Lemma 6. Let \(\mathbf{u}^{(1)}=(u_x^{(1)},u_y^{(1)})\) be the vector whose components are the regular components of the Green tensor for the problem of the linear theory of elasticity. Then the estimates

\[ |D_1\mathbf{u}^{(1)}(x,y;\xi,\eta)|\le \frac{C_1}{r_{02}}, \qquad |D_2\mathbf{u}^{(1)}(x,y;\xi,\eta)|\le \frac{C_2}{r_{02}^{2}}, \]

\[ |D_3\mathbf{u}^{(1)}(x,y;\xi,\eta)|\le \frac{C_3}{r_{02}^{3}}, \]

where \(r_{02}^{2}=(x-\xi)^2+(y-\eta)^2\); \(C_k\) are constants; \(D_k\) is the \(k\)-th derivative of \(\mathbf{u}^{(1)}\).

Lemma 7. If the boundary \(L\) of the domain satisfies the conditions formulated above, then the operator \(\widetilde{P}'_{(0)}\) has an inverse, acting from \(E_\lambda\) to \(E_{\lambda',2}\), and such that \(\|[\widetilde{P}'_{(0)}]^{-1}\|_{\lambda',2}\leq B_0,\ \lambda'<\lambda\).

Theorem 3. If the vector \(\mathbf{K}\in E_\lambda\) and the boundary \(L\) of the domain is of the type indicated above, then for \(\varkappa\leq (2B_0^2N\eta_0)^{-1}\) there exists a unique solution \(\mathbf{u}^*\) of problem \((I')\), lying in a neighborhood of 0 determined by the inequality

\[ \|\mathbf{u}\|_{\lambda',2}\leq \frac{1-\sqrt{1-2h}}{h}\,B_0\eta_0. \]

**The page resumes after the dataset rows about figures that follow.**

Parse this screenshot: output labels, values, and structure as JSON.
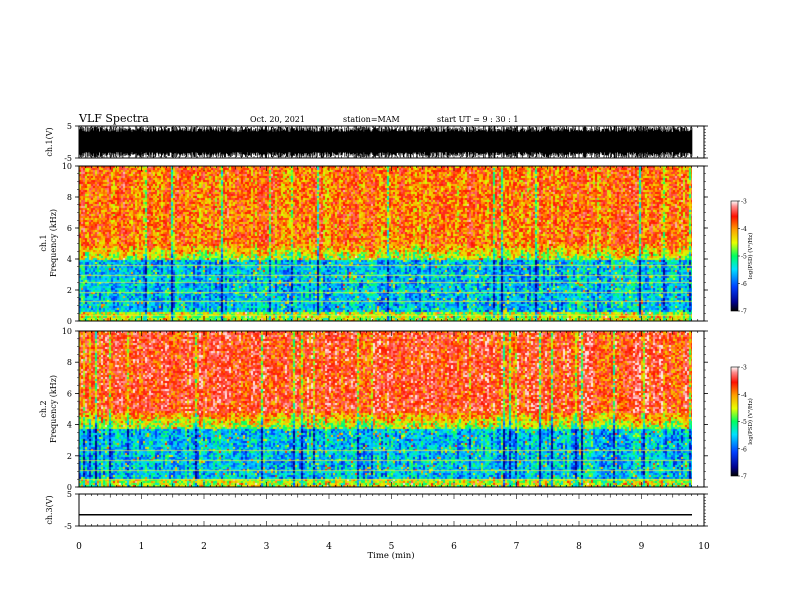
{
  "header": {
    "title": "VLF Spectra",
    "date": "Oct. 20, 2021",
    "station": "station=MAM",
    "start": "start  UT =   9 : 30 : 1"
  },
  "chart_data": [
    {
      "type": "line",
      "panel": "ch1-waveform",
      "ylabel": "ch.1(V)",
      "ytick_labels": [
        "5",
        "-5"
      ],
      "ylim": [
        -5,
        5
      ],
      "xlim": [
        0,
        10
      ],
      "description_of_trace": "dense broadband waveform filling full range"
    },
    {
      "type": "heatmap",
      "panel": "ch1-spectrogram",
      "ylabel": "ch.1\nFrequency (kHz)",
      "ylim": [
        0,
        10
      ],
      "xlim": [
        0,
        10
      ],
      "ytick_labels": [
        "0",
        "2",
        "4",
        "6",
        "8",
        "10"
      ],
      "colorbar": {
        "label": "log(PSD) (V²/Hz)",
        "ticks": [
          "-3",
          "-4",
          "-5",
          "-6",
          "-7"
        ],
        "range": [
          -7,
          -3
        ]
      },
      "colors": [
        "#00008c",
        "#0040ff",
        "#00e0ff",
        "#00ff60",
        "#e8ff00",
        "#ffa000",
        "#ff1000",
        "#ff8c8c",
        "#ffffff"
      ]
    },
    {
      "type": "heatmap",
      "panel": "ch2-spectrogram",
      "ylabel": "ch.2\nFrequency (kHz)",
      "ylim": [
        0,
        10
      ],
      "xlim": [
        0,
        10
      ],
      "ytick_labels": [
        "0",
        "2",
        "4",
        "6",
        "8",
        "10"
      ],
      "colorbar": {
        "label": "log(PSD) (V²/Hz)",
        "ticks": [
          "-3",
          "-4",
          "-5",
          "-6",
          "-7"
        ],
        "range": [
          -7,
          -3
        ]
      }
    },
    {
      "type": "line",
      "panel": "ch3-waveform",
      "ylabel": "ch.3(V)",
      "ytick_labels": [
        "5",
        "-5"
      ],
      "ylim": [
        -5,
        5
      ],
      "xlim": [
        0,
        10
      ],
      "series": [
        {
          "values": [
            -1.5,
            -1.5
          ]
        }
      ]
    }
  ],
  "xaxis": {
    "label": "Time  (min)",
    "ticks": [
      "0",
      "1",
      "2",
      "3",
      "4",
      "5",
      "6",
      "7",
      "8",
      "9",
      "10"
    ],
    "range": [
      0,
      10
    ]
  }
}
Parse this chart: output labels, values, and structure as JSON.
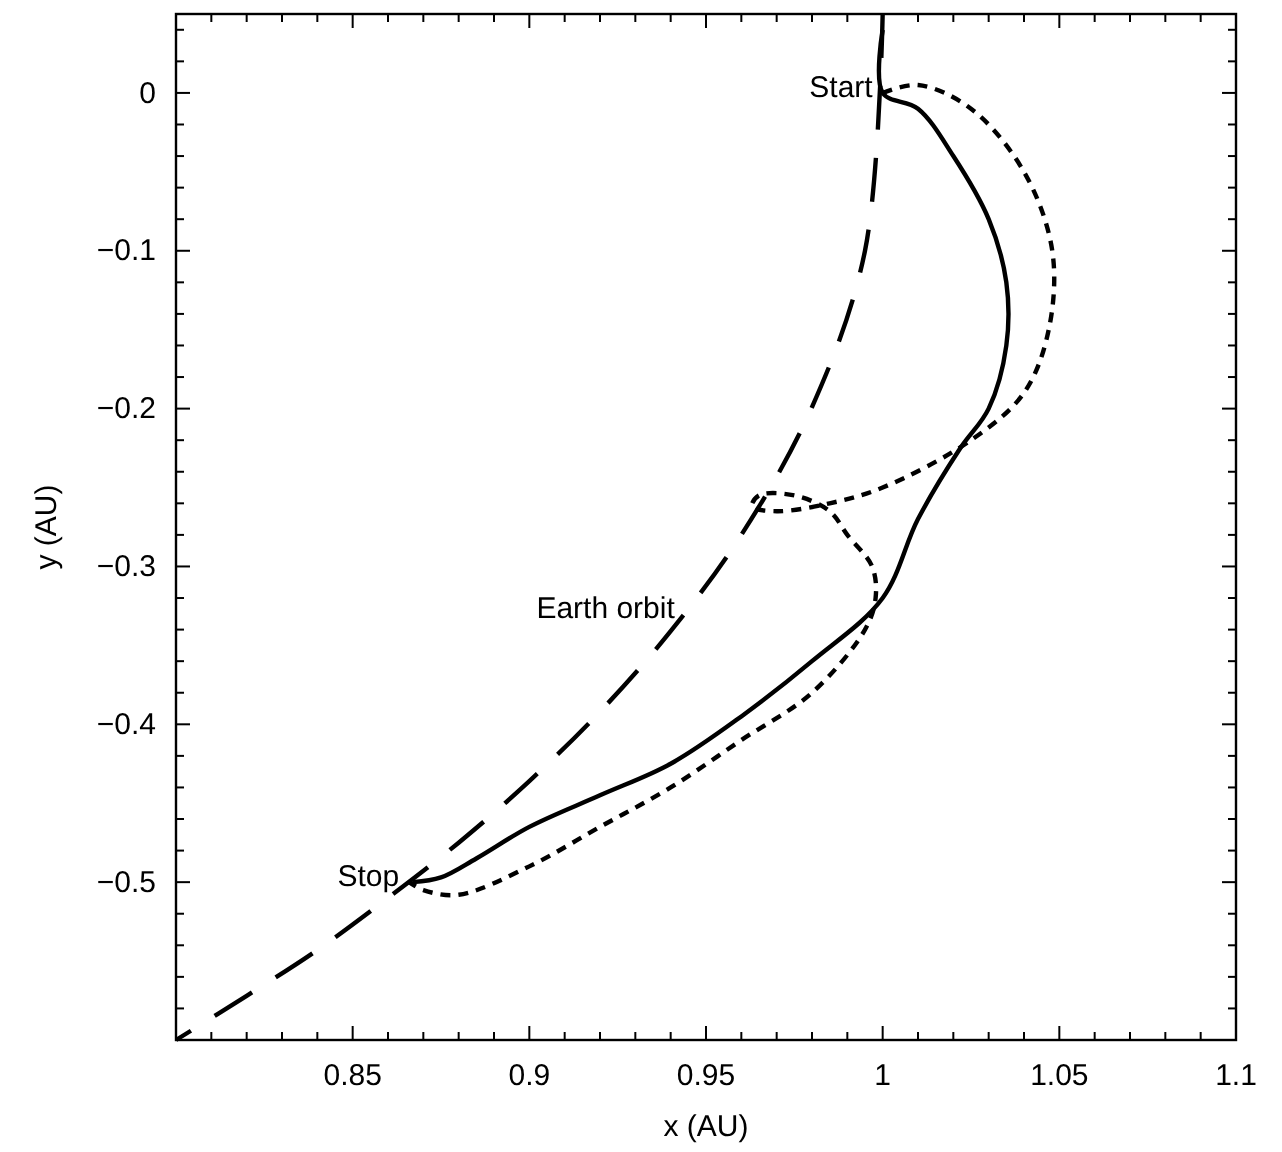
{
  "chart_data": {
    "type": "line",
    "xlabel": "x (AU)",
    "ylabel": "y (AU)",
    "xlim": [
      0.8,
      1.1
    ],
    "ylim": [
      -0.6,
      0.05
    ],
    "xticks": [
      {
        "value": 0.81,
        "label": null
      },
      {
        "value": 0.82,
        "label": null
      },
      {
        "value": 0.83,
        "label": null
      },
      {
        "value": 0.84,
        "label": null
      },
      0.85,
      {
        "value": 0.86,
        "label": null
      },
      {
        "value": 0.87,
        "label": null
      },
      {
        "value": 0.88,
        "label": null
      },
      {
        "value": 0.89,
        "label": null
      },
      0.9,
      {
        "value": 0.91,
        "label": null
      },
      {
        "value": 0.92,
        "label": null
      },
      {
        "value": 0.93,
        "label": null
      },
      {
        "value": 0.94,
        "label": null
      },
      0.95,
      {
        "value": 0.96,
        "label": null
      },
      {
        "value": 0.97,
        "label": null
      },
      {
        "value": 0.98,
        "label": null
      },
      {
        "value": 0.99,
        "label": null
      },
      1,
      {
        "value": 1.01,
        "label": null
      },
      {
        "value": 1.02,
        "label": null
      },
      {
        "value": 1.03,
        "label": null
      },
      {
        "value": 1.04,
        "label": null
      },
      1.05,
      {
        "value": 1.06,
        "label": null
      },
      {
        "value": 1.07,
        "label": null
      },
      {
        "value": 1.08,
        "label": null
      },
      {
        "value": 1.09,
        "label": null
      },
      1.1
    ],
    "yticks": [
      {
        "value": -0.58,
        "label": null
      },
      {
        "value": -0.56,
        "label": null
      },
      {
        "value": -0.54,
        "label": null
      },
      {
        "value": -0.52,
        "label": null
      },
      {
        "value": -0.5,
        "label": "−0.5"
      },
      {
        "value": -0.48,
        "label": null
      },
      {
        "value": -0.46,
        "label": null
      },
      {
        "value": -0.44,
        "label": null
      },
      {
        "value": -0.42,
        "label": null
      },
      {
        "value": -0.4,
        "label": "−0.4"
      },
      {
        "value": -0.38,
        "label": null
      },
      {
        "value": -0.36,
        "label": null
      },
      {
        "value": -0.34,
        "label": null
      },
      {
        "value": -0.32,
        "label": null
      },
      {
        "value": -0.3,
        "label": "−0.3"
      },
      {
        "value": -0.28,
        "label": null
      },
      {
        "value": -0.26,
        "label": null
      },
      {
        "value": -0.24,
        "label": null
      },
      {
        "value": -0.22,
        "label": null
      },
      {
        "value": -0.2,
        "label": "−0.2"
      },
      {
        "value": -0.18,
        "label": null
      },
      {
        "value": -0.16,
        "label": null
      },
      {
        "value": -0.14,
        "label": null
      },
      {
        "value": -0.12,
        "label": null
      },
      {
        "value": -0.1,
        "label": "−0.1"
      },
      {
        "value": -0.08,
        "label": null
      },
      {
        "value": -0.06,
        "label": null
      },
      {
        "value": -0.04,
        "label": null
      },
      {
        "value": -0.02,
        "label": null
      },
      0,
      {
        "value": 0.02,
        "label": null
      },
      {
        "value": 0.04,
        "label": null
      }
    ],
    "series": [
      {
        "color": "#000000",
        "line_style": "dashed",
        "x": [
          1,
          0.995,
          0.98,
          0.96,
          0.94,
          0.92,
          0.9,
          0.88,
          0.86,
          0.84,
          0.82,
          0.8
        ],
        "values": [
          0.05,
          -0.1,
          -0.199,
          -0.28,
          -0.341,
          -0.392,
          -0.436,
          -0.475,
          -0.51,
          -0.543,
          -0.572,
          -0.6
        ]
      },
      {
        "color": "#000000",
        "line_style": "solid",
        "x": [
          1,
          1,
          1.01,
          1.02,
          1.03,
          1.035,
          1.035,
          1.03,
          1.022,
          1.01,
          1.0,
          0.98,
          0.96,
          0.94,
          0.92,
          0.9,
          0.885,
          0.875,
          0.867
        ],
        "values": [
          0.04,
          0,
          -0.01,
          -0.04,
          -0.08,
          -0.12,
          -0.16,
          -0.2,
          -0.225,
          -0.27,
          -0.32,
          -0.36,
          -0.395,
          -0.425,
          -0.445,
          -0.465,
          -0.485,
          -0.497,
          -0.5
        ]
      },
      {
        "color": "#000000",
        "line_style": "dotted",
        "x": [
          1,
          1.01,
          1.025,
          1.04,
          1.048,
          1.047,
          1.04,
          1.025,
          1.0,
          0.985,
          0.97,
          0.963,
          0.965,
          0.975,
          0.985,
          0.99,
          0.997,
          0.998,
          0.995,
          0.98,
          0.96,
          0.94,
          0.92,
          0.9,
          0.88,
          0.87,
          0.866
        ],
        "values": [
          0,
          0.005,
          -0.01,
          -0.05,
          -0.1,
          -0.15,
          -0.19,
          -0.22,
          -0.25,
          -0.26,
          -0.265,
          -0.262,
          -0.255,
          -0.255,
          -0.265,
          -0.28,
          -0.3,
          -0.32,
          -0.34,
          -0.38,
          -0.41,
          -0.44,
          -0.465,
          -0.49,
          -0.508,
          -0.505,
          -0.5
        ]
      }
    ],
    "annotations": [
      {
        "text": "Start",
        "x": 1,
        "y": 0
      },
      {
        "text": "Stop",
        "x": 0.866,
        "y": -0.5
      },
      {
        "text": "Earth orbit",
        "x": 0.944,
        "y": -0.33
      }
    ]
  }
}
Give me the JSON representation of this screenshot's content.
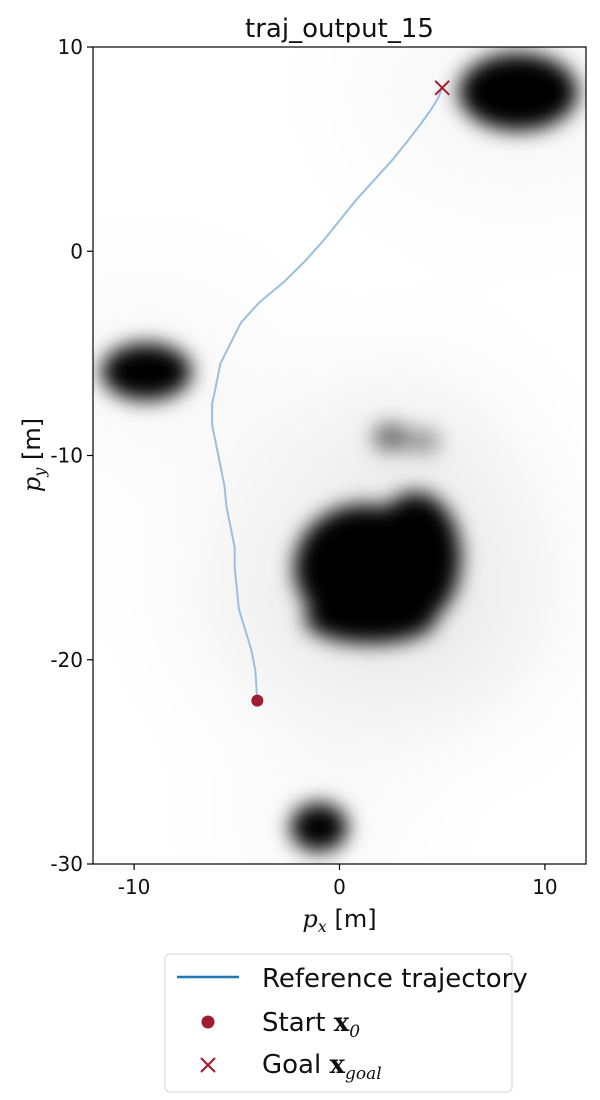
{
  "chart_data": {
    "type": "line",
    "title": "traj_output_15",
    "xlabel_var": "p",
    "xlabel_sub": "x",
    "xlabel_unit": " [m]",
    "ylabel_var": "p",
    "ylabel_sub": "y",
    "ylabel_unit": " [m]",
    "xlim": [
      -12,
      12
    ],
    "ylim": [
      -30,
      10
    ],
    "xticks": [
      -10,
      0,
      10
    ],
    "yticks": [
      10,
      0,
      -10,
      -20,
      -30
    ],
    "grid": false,
    "legend_position": "bottom-center",
    "colors": {
      "trajectory": "#9bbfe0",
      "legend_line": "#1f77b4",
      "marker": "#a01c30",
      "obstacle": "#000000"
    },
    "series": [
      {
        "name": "Reference trajectory",
        "x": [
          -4,
          -4.1,
          -4.3,
          -4.6,
          -4.9,
          -5.0,
          -5.1,
          -5.1,
          -5.3,
          -5.5,
          -5.6,
          -5.8,
          -6.0,
          -6.2,
          -6.2,
          -6.0,
          -5.8,
          -5.3,
          -4.8,
          -3.9,
          -2.7,
          -1.7,
          -0.8,
          0.0,
          0.8,
          1.7,
          2.6,
          3.4,
          4.0,
          4.5,
          4.8,
          5.0
        ],
        "y": [
          -22,
          -20.5,
          -19.5,
          -18.5,
          -17.5,
          -16.5,
          -15.5,
          -14.5,
          -13.5,
          -12.5,
          -11.5,
          -10.5,
          -9.5,
          -8.5,
          -7.5,
          -6.5,
          -5.5,
          -4.5,
          -3.5,
          -2.5,
          -1.5,
          -0.5,
          0.5,
          1.5,
          2.5,
          3.5,
          4.5,
          5.5,
          6.3,
          7.0,
          7.5,
          8.0
        ]
      }
    ],
    "start": {
      "name_text": "Start ",
      "name_math": "x",
      "name_sub": "0",
      "x": -4,
      "y": -22
    },
    "goal": {
      "name_text": "Goal ",
      "name_math": "x",
      "name_sub": "goal",
      "x": 5,
      "y": 8
    },
    "obstacles": [
      {
        "cx": 8.7,
        "cy": 7.8,
        "rx": 2.9,
        "ry": 1.9,
        "opacity": 1.0
      },
      {
        "cx": -9.4,
        "cy": -5.9,
        "rx": 2.2,
        "ry": 1.4,
        "opacity": 1.0
      },
      {
        "cx": 1.2,
        "cy": -15.5,
        "rx": 3.4,
        "ry": 3.1,
        "opacity": 1.0
      },
      {
        "cx": 3.7,
        "cy": -15.0,
        "rx": 2.2,
        "ry": 3.2,
        "opacity": 1.0
      },
      {
        "cx": 1.5,
        "cy": -18.0,
        "rx": 3.2,
        "ry": 1.2,
        "opacity": 1.0
      },
      {
        "cx": 2.5,
        "cy": -9.1,
        "rx": 0.9,
        "ry": 0.7,
        "opacity": 0.55
      },
      {
        "cx": 4.1,
        "cy": -9.3,
        "rx": 0.8,
        "ry": 0.6,
        "opacity": 0.4
      },
      {
        "cx": -1.0,
        "cy": -28.2,
        "rx": 1.4,
        "ry": 1.2,
        "opacity": 1.0
      }
    ]
  }
}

For \(\varkappa < (2B_0^2N\eta_0)^{-1}\) the modified Newton process converges to the solution with the rate determined by the inequality

\[ \|\mathbf{u}'_n-\mathbf{u}^*\|_{\lambda',2}\leq q^{\,n-1}\|\mathbf{u}_1-\mathbf{u}^*\|_{\lambda',2}, \]

where

\[ q=1-\sqrt{1-2h}<1. \]

In conclusion I express my sincere gratitude to S. G. Mikhlin for suggesting the topic and for valuable advice.

Leningrad State University
named after A. A. Zhdanov

Received
15 XI 1956

CITED LITERATURE

¹ S. L. Sobolev, Some Applications of Functional Analysis in Mathematical Physics, L., 1950. ² L. V. Kantorovich, Uspekhi Mat. Nauk, 3, issue 6, 89 (1948). ³ A. A. Ilyushin, Plasticity, 1948. ⁴ O. V. Guseva, DAN, 102, 1069 (1955). ⁵ A. Korn, Abhandl. Preuss. Acad., 1 (1909).